“When it comes to learning the Japanese language, there are many related notions that involve body language. This is perhaps the most challenging aspect of learning the Japanese language” said Mr. Rajkumar Sambandham, Managing Director and Chairman, NAVIS HR, while emphasising on the importance of learning Japanese as part of the Technical Intern Training Program (TITP).
To learn more about the TITP program, initiatives from NAVIS HR, the challenges of a Sending Organisation (SO), Japanese language training, in-demand job opportunities in various industries in Japan, and more, we conversed with Mr. Rajkumar Sambandham, Managing Director and Chairman, NAVIS HR, Bengaluru.
Here are the excerpts from our conversation; you can watch the full video interview on our YouTube channel.
Technical Intern Training Program (TITP)
TITP stands for Technical Intern Training Program, a program where individuals are sent to Japan and get employed. The Sending Organisation (SO) is one of the many stakeholders. Sending Organisations (SO) are selected by the government of Japan and the National Skill Development Corporation (NSDC) under the Ministry of Skill Development and Entrepreneurship (MSDE). Currently, there are over 30 Sending Organisations in India striving to assist by sending people to Japan.
The role of three main organisations under TITP:
- Sending Organisation (SO): The Sending Organisation (SO) mobilises the candidates, trains them, and sends them to Japan.

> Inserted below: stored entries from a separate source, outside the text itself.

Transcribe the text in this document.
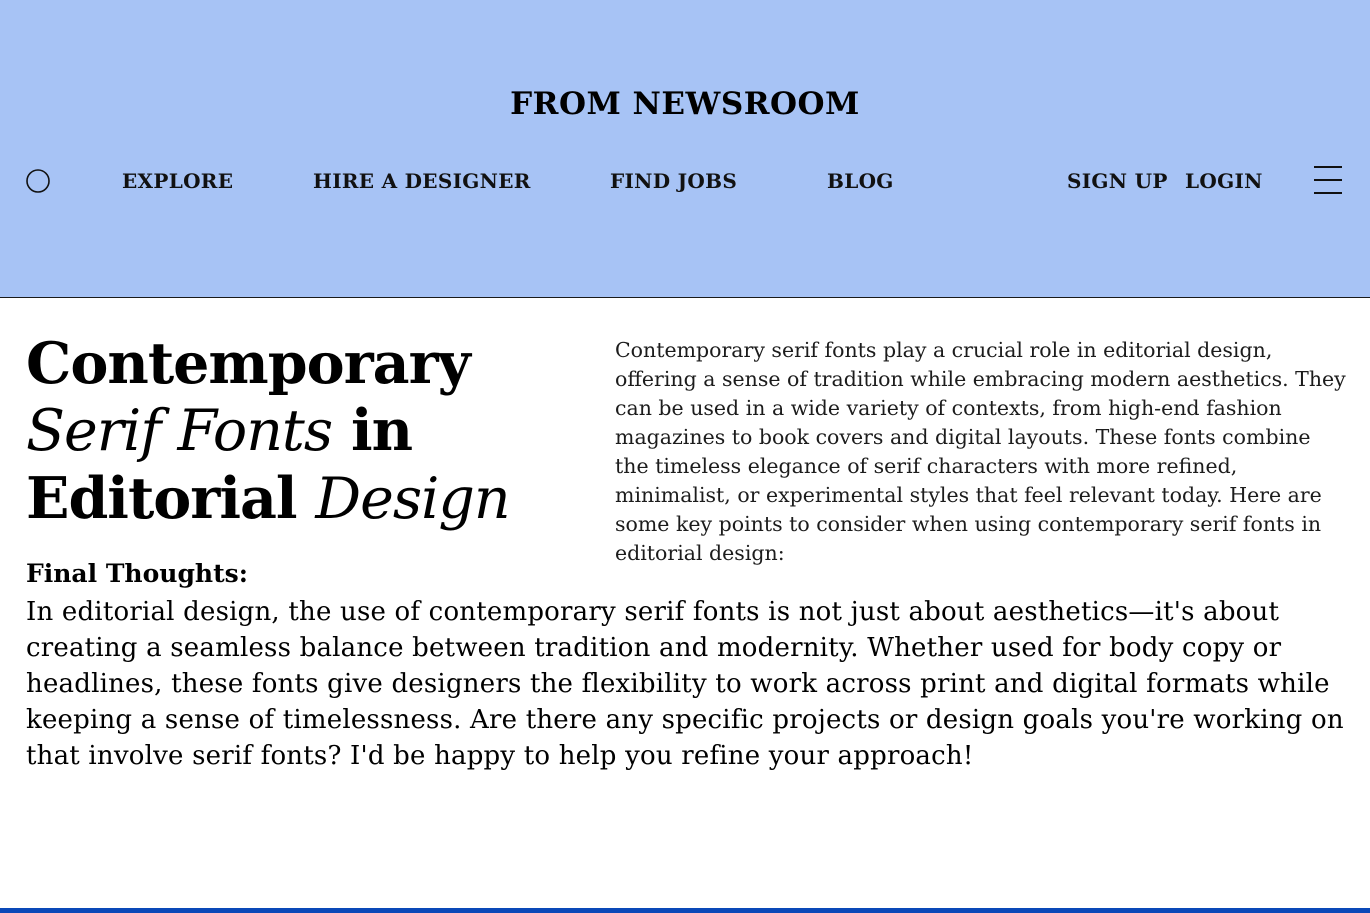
FROM NEWSROOM
EXPLORE	HIRE A DESIGNER	FIND JOBS	BLOG	SIGN UP LOGIN
Contemporary
Serif Fonts in
Editorial Design

Contemporary serif fonts play a crucial role in editorial design, offering a sense of tradition while embracing modern aesthetics. They can be used in a wide variety of contexts, from high-end fashion magazines to book covers and digital layouts. These fonts combine the timeless elegance of serif characters with more refined, minimalist, or experimental styles that feel relevant today. Here are some key points to consider when using contemporary serif fonts in editorial design:

Final Thoughts:

In editorial design, the use of contemporary serif fonts is not just about aesthetics—it's about creating a seamless balance between tradition and modernity. Whether used for body copy or headlines, these fonts give designers the flexibility to work across print and digital formats while keeping a sense of timelessness. Are there any specific projects or design goals you're working on that involve serif fonts? I'd be happy to help you refine your approach!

- Supervising Organisation (SVO): The Supervising Organisation (SVO) interacts with the Receiving Organisation (RO). As most Sending Organisations (SO) lack the direct capability of obtaining a Receiving Organisation (RO), they rely on the Supervising Organisation (SVO).

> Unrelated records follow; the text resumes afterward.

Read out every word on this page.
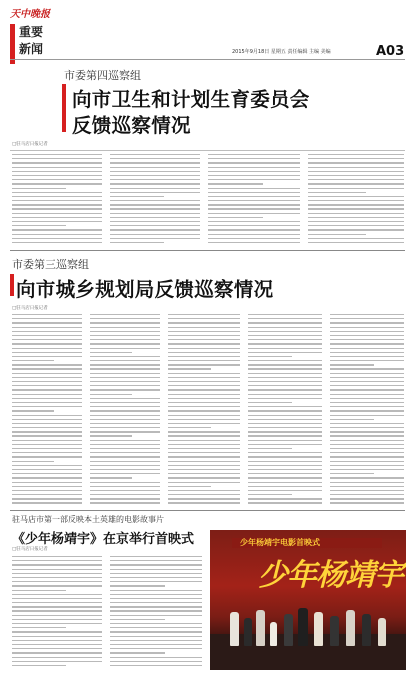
天中晚报
重要
新闻	2015年9月18日 星期五 责任编辑 主编 美编	A03
市委第四巡察组
向市卫生和计划生育委员会
反馈巡察情况
□驻马店日报记者
市委第三巡察组
向市城乡规划局反馈巡察情况
□驻马店日报记者
驻马店市第一部反映本土英雄的电影故事片
《少年杨靖宇》在京举行首映式
□驻马店日报记者
少年杨靖宇电影首映式
少年杨靖宇
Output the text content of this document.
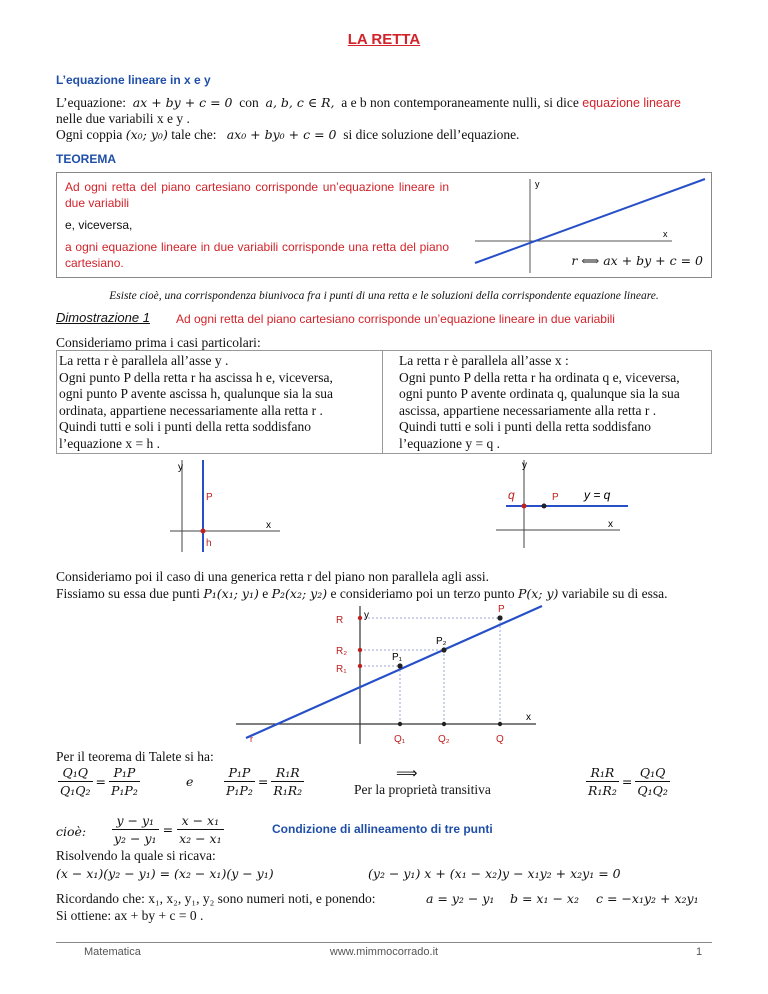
LA RETTA
L’equazione lineare in x e y
L’equazione: ax + by + c = 0 con a, b, c ∈ R, a e b non contemporaneamente nulli, si dice equazione lineare
nelle due variabili x e y .
Ogni coppia (x₀; y₀) tale che: ax₀ + by₀ + c = 0 si dice soluzione dell’equazione.
TEOREMA
Ad ogni retta del piano cartesiano corrisponde un’equazione lineare in due variabili
e, viceversa,
a ogni equazione lineare in due variabili corrisponde una retta del piano cartesiano.
y
x
r ⟺ ax + by + c = 0
Esiste cioè, una corrispondenza biunivoca fra i punti di una retta e le soluzioni della corrispondente equazione lineare.
Dimostrazione 1 Ad ogni retta del piano cartesiano corrisponde un’equazione lineare in due variabili
Consideriamo prima i casi particolari:
La retta r è parallela all’asse y .
Ogni punto P della retta r ha ascissa h e, viceversa,
ogni punto P avente ascissa h, qualunque sia la sua
ordinata, appartiene necessariamente alla retta r .
Quindi tutti e soli i punti della retta soddisfano
l’equazione x = h .
La retta r è parallela all’asse x :
Ogni punto P della retta r ha ordinata q e, viceversa,
ogni punto P avente ordinata q, qualunque sia la sua
ascissa, appartiene necessariamente alla retta r .
Quindi tutti e soli i punti della retta soddisfano
l’equazione y = q .
y
x
P
h
y
x
P
q	y = q
Consideriamo poi il caso di una generica retta r del piano non parallela agli assi.
Fissiamo su essa due punti P₁(x₁; y₁) e P₂(x₂; y₂) e consideriamo poi un terzo punto P(x; y) variabile su di essa.
y
x
r
R
R₂
R₁
P
P₂
P₁
Q₁	Q₂	Q
Per il teorema di Talete si ha:
$\frac{\text{Q₁Q}}{\text{Q₁Q₂}} = \frac{\text{P₁P}}{\text{P₁P₂}}$	e $\frac{\text{P₁P}}{\text{P₁P₂}} = \frac{\text{R₁R}}{\text{R₁R₂}}$	⟹
Per la proprietà transitiva	$\frac{\text{R₁R}}{\text{R₁R₂}} = \frac{\text{Q₁Q}}{\text{Q₁Q₂}}$
cioè: $\frac{\text{y − y₁}}{\text{y₂ − y₁}} = \frac{\text{x − x₁}}{\text{x₂ − x₁}}$	Condizione di allineamento di tre punti
Risolvendo la quale si ricava:
(x − x₁)(y₂ − y₁) = (x₂ − x₁)(y − y₁)	(y₂ − y₁) x + (x₁ − x₂)y − x₁y₂ + x₂y₁ = 0
Ricordando che: x₁, x₂, y₁, y₂ sono numeri noti, e ponendo:	a = y₂ − y₁ b = x₁ − x₂ c = −x₁y₂ + x₂y₁
Si ottiene: ax + by + c = 0 .
Matematica	www.mimmocorrado.it	1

- Receiving Organisation (RO): The Receiving Organisation (RO) are the companies that employ people on an intern visa in Japan.
Japanese Language Training
While elaborating on why NAVIS HR hires Japanese trainers, Mr. Rajkumar Sambandham said, “When the organisation was founded 20 years ago, we understood that if we were to conduct training, it should be done with the help of natives. All of our trainers at NAVIS HR are Japanese, who are recruited, trained and brought to India from Japan.

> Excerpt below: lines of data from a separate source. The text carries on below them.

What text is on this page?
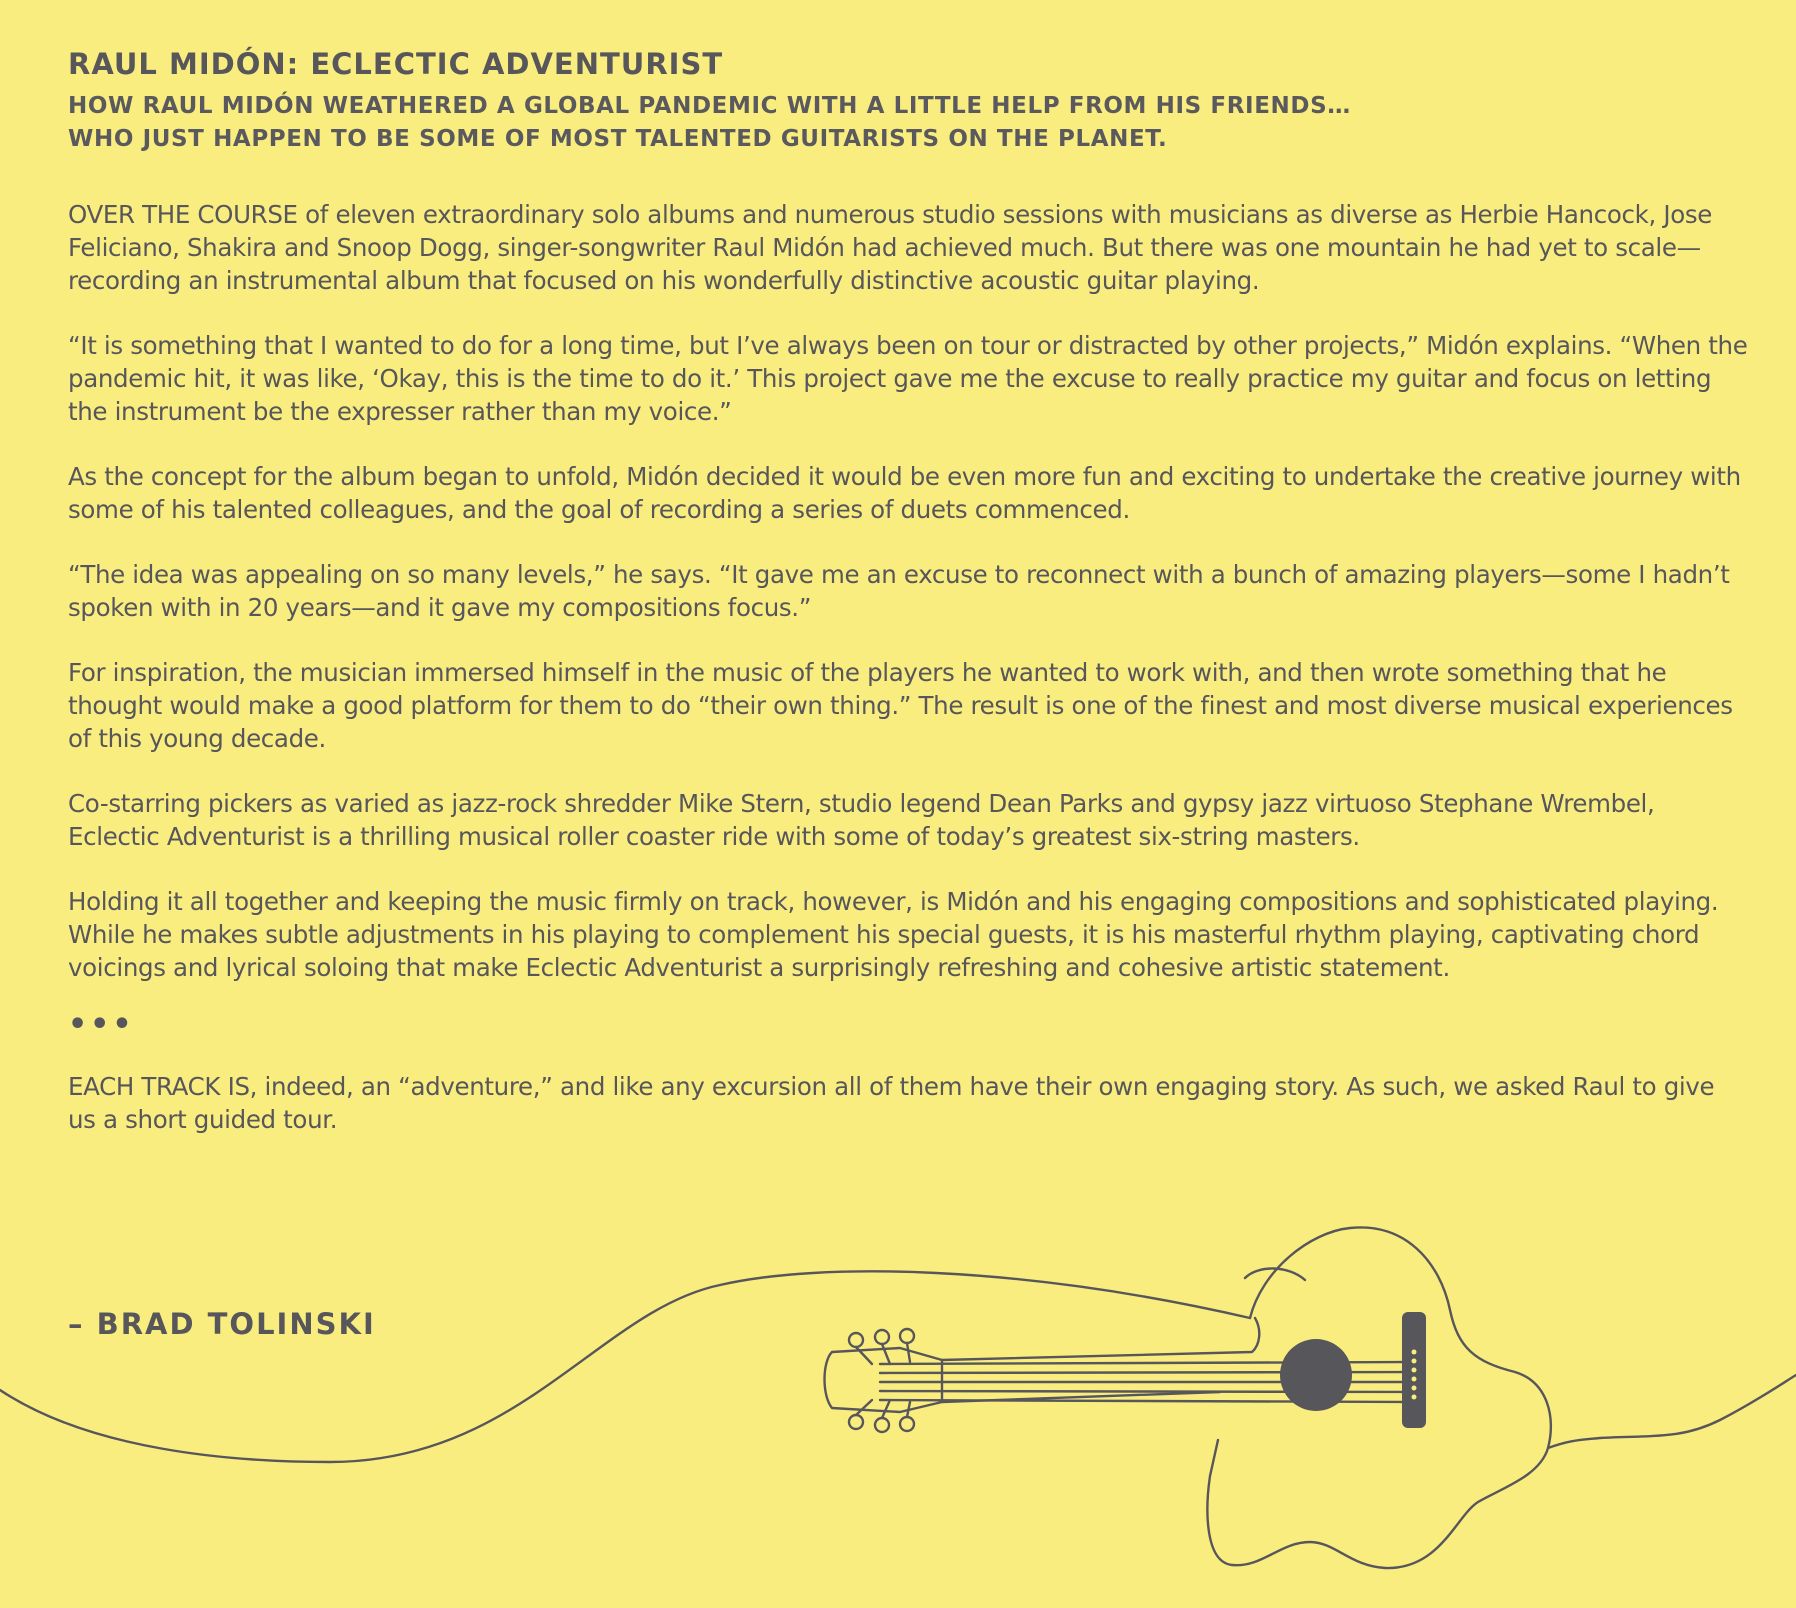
RAUL MIDÓN: ECLECTIC ADVENTURIST
HOW RAUL MIDÓN WEATHERED A GLOBAL PANDEMIC WITH A LITTLE HELP FROM HIS FRIENDS…
WHO JUST HAPPEN TO BE SOME OF MOST TALENTED GUITARISTS ON THE PLANET.

OVER THE COURSE of eleven extraordinary solo albums and numerous studio sessions with musicians as diverse as Herbie Hancock, Jose Feliciano, Shakira and Snoop Dogg, singer-songwriter Raul Midón had achieved much. But there was one mountain he had yet to scale—recording an instrumental album that focused on his wonderfully distinctive acoustic guitar playing.

“It is something that I wanted to do for a long time, but I’ve always been on tour or distracted by other projects,” Midón explains. “When the pandemic hit, it was like, ‘Okay, this is the time to do it.’ This project gave me the excuse to really practice my guitar and focus on letting the instrument be the expresser rather than my voice.”

As the concept for the album began to unfold, Midón decided it would be even more fun and exciting to undertake the creative journey with some of his talented colleagues, and the goal of recording a series of duets commenced.

“The idea was appealing on so many levels,” he says. “It gave me an excuse to reconnect with a bunch of amazing players—some I hadn’t spoken with in 20 years—and it gave my compositions focus.”

For inspiration, the musician immersed himself in the music of the players he wanted to work with, and then wrote something that he thought would make a good platform for them to do “their own thing.” The result is one of the finest and most diverse musical experiences of this young decade.

Co-starring pickers as varied as jazz-rock shredder Mike Stern, studio legend Dean Parks and gypsy jazz virtuoso Stephane Wrembel, Eclectic Adventurist is a thrilling musical roller coaster ride with some of today’s greatest six-string masters.

Holding it all together and keeping the music firmly on track, however, is Midón and his engaging compositions and sophisticated playing. While he makes subtle adjustments in his playing to complement his special guests, it is his masterful rhythm playing, captivating chord voicings and lyrical soloing that make Eclectic Adventurist a surprisingly refreshing and cohesive artistic statement.

•••

EACH TRACK IS, indeed, an “adventure,” and like any excursion all of them have their own engaging story. As such, we asked Raul to give us a short guided tour.

– BRAD TOLINSKI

We sought to conduct Japanese language training using the technique of teaching in the Japanese language by Japanese people. This is to ensure that the candidate puts all of their efforts into communicating in the same language from the beginning of the training program until they graduate.”
Demand for caretakers in Japan
Mr. Rajkumar Sambandham stated, “Japan has a large elderly population. Japan’s average elderly population is 48.8 per cent, compared to ours at 28.7 per cent. Japan has a very high demand for caretakers due to its elderly population. This is one industry that a lot of people are keen on.”
“Also, Japan is foreseeing two problems: the 2025 problem and the 2035 problem. In the year 2025, most Japanese will be over 65 years old, and that will be the peak when more than 50 per cent of the population is over this age. In the year 2035, they will be 75 years old, and out of three people, one will be older than 65 years old. That is the reason there is more demand for the role of a Caretaker,” he added.
Few in-demand industry sectors in Japan
- Construction Industry
- Food and Beverage Industry
- Machinery Industry
- Agriculture Industry
In the coming years, there will be a need for workers in industries such as,
- Healthcare industry
- Food Service Industry
- Hotel Industry
Partnership opportunities with NAVIS HR
Mr. Rajkumar Sambandham said, “Finding the Supervising Organisation (SVO) turned out to be the biggest challenge when we first began as Sending Organizations (SOs). I am aware that this can be difficult for the majority of Sending Organizations (SOs) in India. Because many Supervising Organisations (SVO) cannot supervise Indian resources once they arrive in Japan, this is why we are unable to significantly raise the number.
However, a few Supervising Organisations (SVOs) have recently been looking into how they can get involved. A Supervising Organisation (SVO) must closely adhere to several requirements before supporting any Sending Organisation (SO) from another country.
To increase the capability of supporting Sending Organizations (SOs), we developed a Supervising Organisation (SVO) with the help of many stakeholders and individuals who were interested in India. Therefore, as a Supervising Organisation (SVO), we will be glad to collaborate with different Sending Organisations (SO).
Also read: Opportunities for Indian Youth under Indo-Japan Technical Intern Training Program (TITP) https://www.nationalskillsnetwork.in/opportunities-for-indian-youth-under-indo-japan-technical-intern-training-program-titp/
The Supervising Organisation (SVO) that we established is known as the 81 Society. We simplified it because many Sending Organizations (SOs) nowadays find it challenging to identify a Supervising Organisation (SVO). Japan’s country code is 81, making it relatively simple for people to remember.”